This November, YA librarians and authors will descend upon St. Louis for the 2012 Young Adult Literature Symposium. If you haven’t been to this before, I highly recommend it. I went in 2010 and met a lot of fabulous people and rubbed elbows with a few authors (perpetuating my girl-crush on Lauren Myracle) and came away with a lot of great information. This year the theme is Hit Me with the Next Big Thing.

I started thinking about what exactly that means. How can we predict the future of what’s going to be hot and what’s going to flop? It’s not always easy to find what will be successful for your library, even when you’ve seen it be successful everywhere around you. I admit, I was having trouble with this concept until I listened to a webinar from Infopeople called Improvisation at Work! Communicating and Innovating in Your Library. Part of it covered the idea of “Yes, and.” When I did an improv program for the teens at my library this past summer, one of the things that we covered is keeping the scene going versus shutting it down. I didn’t know it was called this at the time, but I was teaching them “Yes, and.”

One of the applications of “Yes, and” is brainstorming without judgment.
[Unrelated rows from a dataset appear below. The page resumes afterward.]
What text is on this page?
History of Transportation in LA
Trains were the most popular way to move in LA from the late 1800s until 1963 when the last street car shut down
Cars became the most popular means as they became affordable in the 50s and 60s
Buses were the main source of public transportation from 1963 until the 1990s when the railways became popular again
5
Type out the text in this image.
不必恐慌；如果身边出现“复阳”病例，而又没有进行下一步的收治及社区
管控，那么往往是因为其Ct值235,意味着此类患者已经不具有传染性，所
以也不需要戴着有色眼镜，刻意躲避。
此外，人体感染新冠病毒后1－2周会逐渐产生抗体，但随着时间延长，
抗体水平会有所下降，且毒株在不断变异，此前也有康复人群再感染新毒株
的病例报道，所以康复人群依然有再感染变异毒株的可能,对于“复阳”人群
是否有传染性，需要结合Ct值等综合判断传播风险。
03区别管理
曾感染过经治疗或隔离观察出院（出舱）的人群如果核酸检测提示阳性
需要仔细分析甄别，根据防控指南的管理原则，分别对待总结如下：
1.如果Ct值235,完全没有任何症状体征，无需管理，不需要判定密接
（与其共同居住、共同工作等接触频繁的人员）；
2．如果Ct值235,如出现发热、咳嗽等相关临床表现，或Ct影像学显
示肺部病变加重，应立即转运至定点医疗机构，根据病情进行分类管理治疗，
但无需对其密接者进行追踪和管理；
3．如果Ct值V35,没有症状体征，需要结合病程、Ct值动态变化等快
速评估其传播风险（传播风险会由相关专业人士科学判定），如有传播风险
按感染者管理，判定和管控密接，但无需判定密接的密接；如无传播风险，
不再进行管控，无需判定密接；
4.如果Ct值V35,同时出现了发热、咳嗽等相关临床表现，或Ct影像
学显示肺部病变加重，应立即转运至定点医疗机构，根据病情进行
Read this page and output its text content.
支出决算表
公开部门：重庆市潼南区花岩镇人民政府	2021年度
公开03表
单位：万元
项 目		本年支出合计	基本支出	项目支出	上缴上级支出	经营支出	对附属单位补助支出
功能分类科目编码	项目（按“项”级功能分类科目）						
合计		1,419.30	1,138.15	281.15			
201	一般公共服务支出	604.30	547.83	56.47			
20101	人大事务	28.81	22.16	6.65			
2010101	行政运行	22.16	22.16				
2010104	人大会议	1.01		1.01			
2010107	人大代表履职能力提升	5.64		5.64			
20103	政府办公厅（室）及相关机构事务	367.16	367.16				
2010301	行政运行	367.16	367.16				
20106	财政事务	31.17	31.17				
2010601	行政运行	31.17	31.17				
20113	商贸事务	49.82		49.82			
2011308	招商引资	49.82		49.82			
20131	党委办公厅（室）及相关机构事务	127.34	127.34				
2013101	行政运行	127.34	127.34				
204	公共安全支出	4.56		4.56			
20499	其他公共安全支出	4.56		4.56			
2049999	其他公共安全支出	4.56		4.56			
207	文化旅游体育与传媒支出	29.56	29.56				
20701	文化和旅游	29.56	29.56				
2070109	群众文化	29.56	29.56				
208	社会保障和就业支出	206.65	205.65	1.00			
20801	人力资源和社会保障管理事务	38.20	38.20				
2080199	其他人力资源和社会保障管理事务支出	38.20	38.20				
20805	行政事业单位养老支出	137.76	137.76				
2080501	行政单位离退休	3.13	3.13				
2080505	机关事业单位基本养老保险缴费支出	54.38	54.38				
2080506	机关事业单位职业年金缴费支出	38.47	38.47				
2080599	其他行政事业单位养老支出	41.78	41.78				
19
We’ve all probably been in those meetings where we’re asked to brainstorm ideas on how to do something or come up with something new and innovative. If you’re saying, “Been there, done that,” you’ve also probably encountered the person who always wants to point out the negative aspects of a suggestion. Whether their naysaying is legitimate or not is not the problem. The problem is that the naysayers can stop us in our tracks and keep us from being truly innovative.’  (Try making a rule in one of these brainstorming sessions that you can only make positive statements and see your results. You may come up with something truly amazing that you never would have thought of before).

So what will be the trends of the future? What genre is going to be the next vampire-craze? Our teens are changing, so how will that be reflected? What is the Next Big Thing? Start a dialogue of “Yes, and,” see where it takes you, and then share it in the comments or bring it with you to St. Louis!

One Thought on “Yes, and Hit Me with the Next Big Thing

  1. Anyone who knows me well knows I have “yes, and” tattooed on my left arm. (I actually got it done while I was at Annual in Chicago–my, how time flies!) I firmly believe that my improv training is some of the most valuable training I ever got for working with teens, particularly in a high school with a flexible schedule where I never know quite what the day will bring.

    Just as it’s crucial on stage to accept (and build upon) the reality your scene partner offers you, it’s crucial to accept (and support) the reality your teens live in, whether or not it conforms to larger trends. Some of the (supposedly) hottest trends in YA literature at large have totally flopped in my school.